Он печально посмотрел на меня.

— Я понимаю, — сказал он.

Вечером я сказал маме: «Я не хочу ехать в Вену».

— Я знаю, — мягко сказала мама.

Совсем поздно вечером я спросил у отца: «Почему Ребе посылает тебя в Вену?»

— Чтобы я стал главой нового офиса, который создается сейчас в Вене. Мы будем учить ладовскому хасидизму по всей Европе. Мы собираемся открыть ладовские ешивы в Париже, Женеве, Лондоне, Цюрихе, Бухаресте, Риме, в Швеции и Норвегии, всюду, куда Риббоно Шель Олам даст нам силы добраться.

— Но почему мы должны ехать в Вену?

— Потому что эту работу нельзя сделать, находясь в Бруклине, Ашер.

— Но почему именно Вена, папа?

— Потому что это центр Европы. Из Вены я смогу ездить по всей Европе.

— Я посмотрел на отца: «Ты собираешься ездить по Европе?»

— Конечно, Ашер.

— Я не хочу ехать в Вену, папа.

— Ашер.

— Я не хочу уезжать отсюда. Мне здесь нравится.

— Да, — спокойно сказал отец. — Я заметил, что тебе здесь нравится. Но мы поедем в любом случае, Ашер. Ты освоишься там, и тебе там понравится.

В следующую Субботу после службы я увидел около синагоги дядю Ицхака и сказал ему: «Папа забирает нас в Вену после Симхат Тора».

Он улыбнулся мне и прищурил свои слезящиеся карие глаза: «Знаю, знаю. Это большая честь. Ты должен гордиться своим папой».

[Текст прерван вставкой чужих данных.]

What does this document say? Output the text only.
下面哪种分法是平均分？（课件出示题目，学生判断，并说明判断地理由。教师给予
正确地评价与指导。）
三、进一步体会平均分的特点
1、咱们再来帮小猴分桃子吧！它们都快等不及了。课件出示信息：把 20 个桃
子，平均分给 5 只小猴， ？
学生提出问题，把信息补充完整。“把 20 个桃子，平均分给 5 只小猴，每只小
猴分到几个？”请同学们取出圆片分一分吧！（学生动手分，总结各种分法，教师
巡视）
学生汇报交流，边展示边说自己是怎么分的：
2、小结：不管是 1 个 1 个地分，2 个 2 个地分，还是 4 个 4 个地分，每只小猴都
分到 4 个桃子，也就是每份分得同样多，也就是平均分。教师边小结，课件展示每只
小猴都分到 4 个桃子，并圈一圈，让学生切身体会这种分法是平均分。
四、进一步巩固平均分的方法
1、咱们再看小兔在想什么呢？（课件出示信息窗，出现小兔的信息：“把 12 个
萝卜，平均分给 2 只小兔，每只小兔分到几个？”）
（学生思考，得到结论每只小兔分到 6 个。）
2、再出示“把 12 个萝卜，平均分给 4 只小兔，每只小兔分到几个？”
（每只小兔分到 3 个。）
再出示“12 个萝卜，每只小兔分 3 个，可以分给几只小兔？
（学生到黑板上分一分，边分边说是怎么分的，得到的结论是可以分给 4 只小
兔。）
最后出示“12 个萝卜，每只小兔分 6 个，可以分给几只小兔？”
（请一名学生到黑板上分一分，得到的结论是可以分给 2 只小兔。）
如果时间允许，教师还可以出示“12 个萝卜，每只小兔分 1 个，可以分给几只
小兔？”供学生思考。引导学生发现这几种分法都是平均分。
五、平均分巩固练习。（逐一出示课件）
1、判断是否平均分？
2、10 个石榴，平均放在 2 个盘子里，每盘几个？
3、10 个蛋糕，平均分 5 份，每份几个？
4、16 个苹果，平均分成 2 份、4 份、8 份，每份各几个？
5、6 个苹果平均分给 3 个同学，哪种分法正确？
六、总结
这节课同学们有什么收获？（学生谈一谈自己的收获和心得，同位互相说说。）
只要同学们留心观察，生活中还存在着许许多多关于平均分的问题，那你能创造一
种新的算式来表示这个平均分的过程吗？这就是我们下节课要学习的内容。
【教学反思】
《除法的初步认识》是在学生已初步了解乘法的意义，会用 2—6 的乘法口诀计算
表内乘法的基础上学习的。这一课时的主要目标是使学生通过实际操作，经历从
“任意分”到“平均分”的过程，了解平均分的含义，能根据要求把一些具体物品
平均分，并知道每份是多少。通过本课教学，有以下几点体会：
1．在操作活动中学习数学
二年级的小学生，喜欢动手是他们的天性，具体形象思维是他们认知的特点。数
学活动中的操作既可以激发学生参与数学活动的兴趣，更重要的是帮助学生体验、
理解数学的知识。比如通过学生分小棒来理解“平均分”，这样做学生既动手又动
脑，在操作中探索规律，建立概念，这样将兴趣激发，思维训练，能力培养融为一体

— Дядя Ицхак, я не хочу туда ехать.

— Конечно, не хочешь. С чего это вдруг маленький мальчик захочет оставить родные места, свою школу, своих друзей и уехать на чужбину? Но это для Торы, Ашер.

Его круглое лицо лучезарно улыбалось мне.

— Твой папа будет распространять хасидизм. Это то, что делал наш с ним папа, мир праху его, когда он путешествовал для отца Ребе. Ты привыкнешь к Вене, Ашер. Я слышал, что это красивый город. Перестань кукситься. Послушай своего дядю. Ты должен гордиться своим отцом.

Я отвернулся от него.

— Ашер, — окликнул он.

Я снова обернулся.

— Я все время вижу тебя в магазине у Юделя Кринского. Почему бы тебе как-нибудь не зайти поздороваться со своим дядей?

Я молчал.

— Зайди поздоровайся с дядей как-нибудь, — сказал он. — Хорошо, Ашер?

Я кивнул.

— Ашер, не в Субботу будь сказано, но ты в последнее время ничего не рисуешь?

Я пожал плечами.

Он сделал несколько шагов, потом оглянулся. «Ребе должно быть считает твоего отца великим человеком, раз возлагает на него такую ответственность, — сказал он спокойно, взгляд у него был слегка отсутствующий. — Мой младший брат теперь — великий человек». Он медленно пошел дальше и смешался с толпой перед синагогой.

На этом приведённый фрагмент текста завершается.